Several healthcare facilities are already utilizing robots for surgeries. Surgical robots will undergo an evolution with the advent of AR and VR. These robots use AI to analyze data received from multiple sensors and augmented reality to scan various body parts. VR-based surgery solutions can also be used for training students. Students can perform surgeries on virtual patients for various disorders and medical conditions. Augmented reality-based exoskeleton can assist disabled people in standing, moving, and sitting. Augmented reality allows human operators to view each part of their body and decide which one they wish to move.
5. Military Training
Virtual reality can be used for military training and to help soldiers understand how to use military robots and drones. For this purpose, military organizations can create virtual battlefields. In such training programs, soldiers can learn different battlefield tactics and functions of drones. Soldiers can turn their heads left to right for moving a drone in the corresponding direction and up and down to alter a drone’s altitude. With this approach, soldiers can learn to avoid various obstacles and guide a drone through a battlefield. Also, virtual reality can teach soldiers how they can tackle various situations on the battlefield and attack enemy bases at the right time with a drone. Hence, robotics and virtual reality can work together to develop more advanced training programs for soldiers.
6. Space Exploration
In space exploration, using tele-operated robots on remote planets can be increasingly complicated due to the vast distance. In such scenarios, real-time communication and control can be almost impossible. In case of Mars rover Curiosity, signals can face a one-way time delay of almost 13 minutes. Hence, space research organizations are looking for alternatives that reduce delays.
Space research agencies are experimenting with VR and teleportation technologies to understand their potential in space exploration.
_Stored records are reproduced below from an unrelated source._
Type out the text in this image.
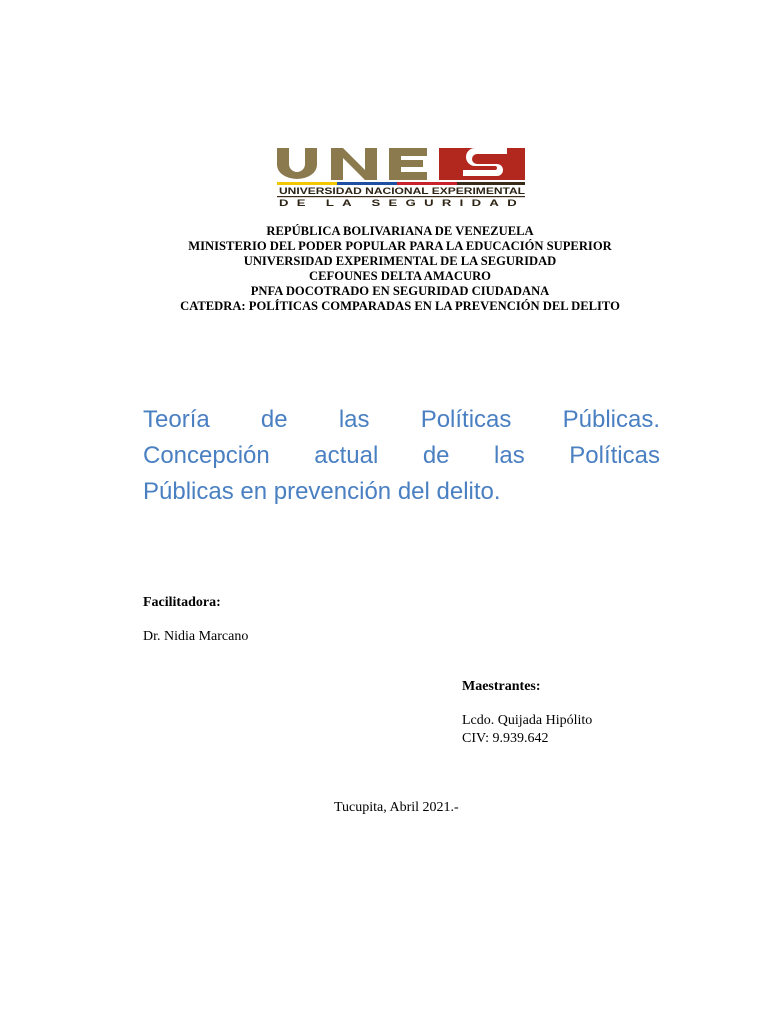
UNIVERSIDAD NACIONAL EXPERIMENTAL
DE LA SEGURIDAD
REPÚBLICA BOLIVARIANA DE VENEZUELA
MINISTERIO DEL PODER POPULAR PARA LA EDUCACIÓN SUPERIOR
UNIVERSIDAD EXPERIMENTAL DE LA SEGURIDAD
CEFOUNES DELTA AMACURO
PNFA DOCOTRADO EN SEGURIDAD CIUDADANA
CATEDRA: POLÍTICAS COMPARADAS EN LA PREVENCIÓN DEL DELITO
Teoría de las Políticas Públicas.
Concepción actual de las Políticas
Públicas en prevención del delito.
Facilitadora:
Dr. Nidia Marcano
Maestrantes:
Lcdo. Quijada Hipólito
CIV: 9.939.642
Tucupita, Abril 2021.-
Space researchers are trying to determine how far a robot can be from an operator until the communication is affected by latency. With advanced telepresence technology, space exploration can be carried out from vast distances. For instance, space rovers for lunar missions can be controlled by researchers on Earth in real-time.
7. Crime Scenes
Jurors have the critical responsibility in courts of providing judgment based on available evidence. However, this job is increasingly complicated in most cases. Soon, virtual reality-powered robots could assist jurors in making informed decisions. With the help of virtual reality, jurors can explore a crime scene multiple times in 360-degree as per requirement. This is how virtual reality and robots can team up to deliver more accurate verdicts in a court.
Researchers believe that augmented reality, robotics, and virtual reality may soon become mainstream in businesses. Together, these technologies will help explore a new paradigm of human-machine interaction and make various business procedures more precise and efficient. However, achieving reliable outcomes by teaming up AR, VR, and robotics will require constant efforts in research and development.